10. Vou falando fatiado no repente anotando o que passa na retina e pretendo dizer que o mundo já não aguenta mais tantas interferências inócuas e tantos despropositos da mente humana que nasce, cresce  e passa desavisada semeando devastação. Será que ela, tão inteligente nao reflete e aquilata o termo da rescisão terrena quando a alma vai se encontrar frente a frente com o autor da criação. Fica no ar a indagação porque tantos despropositos, tantas varadas n'agua, tantos caos em ebulição se uma só coisa se torna  necessário viver na beleza da contemplação e não entregue aos descuidados de sua geração. Teresa de Lisieux dizia:"No anoitecer da vida serei julgado pelo Amor..." Ainda bem pois o ódio pertence a outros patamares.

11. Amamos alguém com toda a fõrça de nosso coração, devotamos a ela a existência inteira mas não podemos interferir no seu livre arbítrio e pressentimos que algo muito mal vai acontecer-lhe, está iminente. O que fazemos damos a entender, emitimos sinais para afastá-la do acontecimento funesto que paira sobre sua cabeça. É o que justamente está acontecendo hoje com a situação fora do normal e sem parâmetros que vivemos e de extremo perigo para a raça humana.

12. Toco o ponto principal da explanação, interrompida no começo por vozes dissonantes deste pensar, mas que graças à sua paciência, amigo, consigo concluir sem mais pausar.A natureza dá sinais inequivocos da saturação emblemática em que se encontra. Os homens abandonaram a trilha correta e se enveredaram para o principio do mal confortavelmente e peitam a Deus, autor da criação, da beleza da inocência, do suave murmurejar dos regatos, do canto alegre das tardes ensolaradas.Eles com suas leis e concepções já não querem ouvir a melodia de paz,concordia social que emanam da sapiencia eterna da Bondade e Sabedoria.

13. Se me permite dizer, vou dizer até a conclusão meu pensamento em forma de refrão na esperança calma que me entenda e junto comigo melhore as cores destes versos deixados à soleira da sua porta,qual o menino moisés, arrebatado das águass do Nilo pelas mãos abençoadas da filha do faraó...

14. Amigo sensato a hora é de extrema preocupação e refrexão.O grande transatlântico da humanidade está afundando e ouço ao longe vozes desesperadas gritando por socorro e não vou ficar sentado em na proa no conforto dantesco de suas ilusões.
15. Digo por mim mesmo e quisera poder enfeitar versos retilineos no parnazo de leves canções e não costurar nas madrugadas quase vazias de inspiração a prosa pesada medindo as palavras meditando à noite para arriscar escrever se o dia amanhecer.... Passa o homem fica a fama e muitas vezes ele parte ainda com a cama desarrumada.Um dia que se perde custa caro na contabilidade eterna.

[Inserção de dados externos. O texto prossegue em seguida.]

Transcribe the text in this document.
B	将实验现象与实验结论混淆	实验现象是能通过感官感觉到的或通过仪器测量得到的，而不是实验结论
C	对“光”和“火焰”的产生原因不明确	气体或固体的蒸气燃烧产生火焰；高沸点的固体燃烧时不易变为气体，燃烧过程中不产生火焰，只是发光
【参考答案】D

16. É tão pouco uma palavra e tão muito um gesto de claridade, um carácter bom e justo fortifica uma cidade Lotiana. Ao término deste apanhado sem pretensão a não ser tornar-se um alerta claro e insofismável aliado a você amigo sincero e a tantos outros que se preocupam com os rumos deste mundão pulcro de capacitades ilimitadas de compreensão. Que venha logo a era da bondade que facultará a passagem direta para a harmonia e paz sinalizados pela Estrela Guia quando a felicidade sobrepujará estes  dias tristes e os vagalumes solidários poderão emergir de seu anomimato para alumiar refletindo a luz intensa da claridade eterea.